June 25, 2018

Thank you, Joy-Ann Reid and Jelani Cobb, for reminding us:

JOY-ANN REID: Welcome back. Today from Tornillo, Texas, one of the epicenters of the family separation crisis that has sparked outrage all over the country, indeed all over the world. Yet the idea that this is unprecedented and not who we are as Americans is, unfortunately, a bit of revisionist history. The truth is taking children away from their parents by government sanction or detaining them in internment camps has happened in America since its founding. For centuries, the children of enslaved Americans, African and African-American were taken from parents. In the late 19th century, tens of thousands of Native American children were taken from their families and forced to attend assimilation boarding schools. During World War II, Japanese Americans were ordered to live in isolated prison camps including an estimated 30,000 children. Joining me now is Jelani Cobb, a staff writer for The New Yorker and Columbia University professor. Thank you so much for being here. I want to read to you a little bit of an account of a guy named Henry Bib, a former enslaved person. This is from the museum. This is from an 1849 narrative, account at the Smithsonian: "The child was torn from the arms the most heart-wrenching shrieks from the mother and child on the one hand and the bitter oaths and cruel lashes from the tyrants on the other. Her mother was sold to the highest bidder." So clearly we have a history here. It is shocking to a lot of people that we're repeating it, but separating kids is unfortunately not un-American, is it?

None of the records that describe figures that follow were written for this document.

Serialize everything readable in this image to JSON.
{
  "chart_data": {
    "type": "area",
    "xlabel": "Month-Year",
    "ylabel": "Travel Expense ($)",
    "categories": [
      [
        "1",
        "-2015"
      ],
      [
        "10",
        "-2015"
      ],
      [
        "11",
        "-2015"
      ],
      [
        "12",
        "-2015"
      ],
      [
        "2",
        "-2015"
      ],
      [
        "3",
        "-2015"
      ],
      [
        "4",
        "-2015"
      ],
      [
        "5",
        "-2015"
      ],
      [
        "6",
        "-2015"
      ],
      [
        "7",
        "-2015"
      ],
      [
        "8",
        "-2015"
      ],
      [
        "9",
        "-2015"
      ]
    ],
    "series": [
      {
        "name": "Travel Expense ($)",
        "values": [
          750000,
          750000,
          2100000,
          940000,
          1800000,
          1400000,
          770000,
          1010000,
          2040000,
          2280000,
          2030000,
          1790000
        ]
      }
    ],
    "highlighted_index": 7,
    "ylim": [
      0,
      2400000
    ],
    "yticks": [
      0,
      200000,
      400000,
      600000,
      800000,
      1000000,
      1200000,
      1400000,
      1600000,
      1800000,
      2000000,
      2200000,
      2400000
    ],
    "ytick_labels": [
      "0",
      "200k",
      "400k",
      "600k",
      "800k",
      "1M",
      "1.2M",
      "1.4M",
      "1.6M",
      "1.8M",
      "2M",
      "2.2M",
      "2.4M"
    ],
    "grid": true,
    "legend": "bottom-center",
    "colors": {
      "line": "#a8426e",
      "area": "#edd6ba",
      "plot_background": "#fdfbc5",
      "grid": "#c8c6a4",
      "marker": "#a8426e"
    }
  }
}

JELANI COBB: I think there are a lot of things that we've seen in the past two years that people have referred to as un-American and the only reason we can think of them as un-American is we have been reluctant to take a cold hard look at the history of the United States. This is the most recent example. These are things we might wish were un-American or these are things that are contrary to the version of the America that we have sold and dispensed to the world, but there are deep historic roots to these kinds of actions. As a matter of fact, to show the kind of level of depravity that was involved in the institution of slavery, it was common enough for people to have had their children sold away from them that at the end of the civil war when African-Americans had gained their freedom, one of the things you find again and again from reports is these southern roads that are congested with people who are wondering from town to town, state to state, city to city trying to find relatives who have been sold away from them. And so this is very deep in American history of the -- you mentioned the example of the normal schools with native Americans who were force-fed cultural assimilation and separated from their families in order to expedite that process. Even in the more recent administrative forms separation, what's coming out in -- The New York Times did a report on this a while back -- is that there are racial disparities and even instances where children are taken out of homes because of concerns about abuse or other issues and that black children and white children who are in the same circumstances, black children are far more likely to be taken away from parents, even for offenses that might be comparatively minor. There is this long dynamic that we should be clear about and the only way we can have any sense of hoping to avoid the repetition of this is to be clear about what is actually happened in the past.

REID: And I'm going to read another -- this is from the forced assimilation of border schools. Bill Wright, an Indian, he was just 6-years-old, he remembers people bathing him in kerosene and shaving his head. They were prohibited from speaking Indian. I remember coming home and my grandmother asked me to talk Indian to her and I said grandma I don't understand you and she said who are you. There are Japanese-American children who couldn't wait to turn 18 to fight for America. A family interned in Granada in Colorado, and one last story and this is more recent. This is a child named Carlos who's name was changed to Jamison. He had been with his adopted parents in Missouri since the age of 11 months. The judge said his biological mother had no rights to see him according to her lawyer. She was arrested on an immigration raid in 2007 at a plant. His name was changed, his culture was changed. He's gone. How do Americans, Jelani, oppose this, other than Republicans who are for it if you look at the polling, the vast majority of everyone else is against it, how do people process this idea that this should not be who we are with the knowledge that we've been this way in the past?

COBB: This is only understandable by the relative parameters of humanity, who's humanity are we able to visibly recognize and who's are we not. There are examples of this even when we talked about I've given to students in class about the Melee massacre and the fact that children were killed. There are very many Americans who felt that the soldiers who were court marshalled as a result of that had given unjust treatment whereas we would have -- it would be incomprehensible that there would be any defense for anyone that would kill an American child under any circumstance, under any circumstances and so it is simply fundamentally this and I think that the question is, ask yourself, Republicans, what is your relationship to your child? What would you do to protect that child? How far would you go to make sure that you reunited yourself with a child, with your offspring, your progeny, your family and then ask yourself, if you can apply that same visceral sense of protection and love to someone who doesn't look like you? And that's the fundamental question.

REID: Thank you so much, my friend. I appreciate you very much for being here today. Thank you.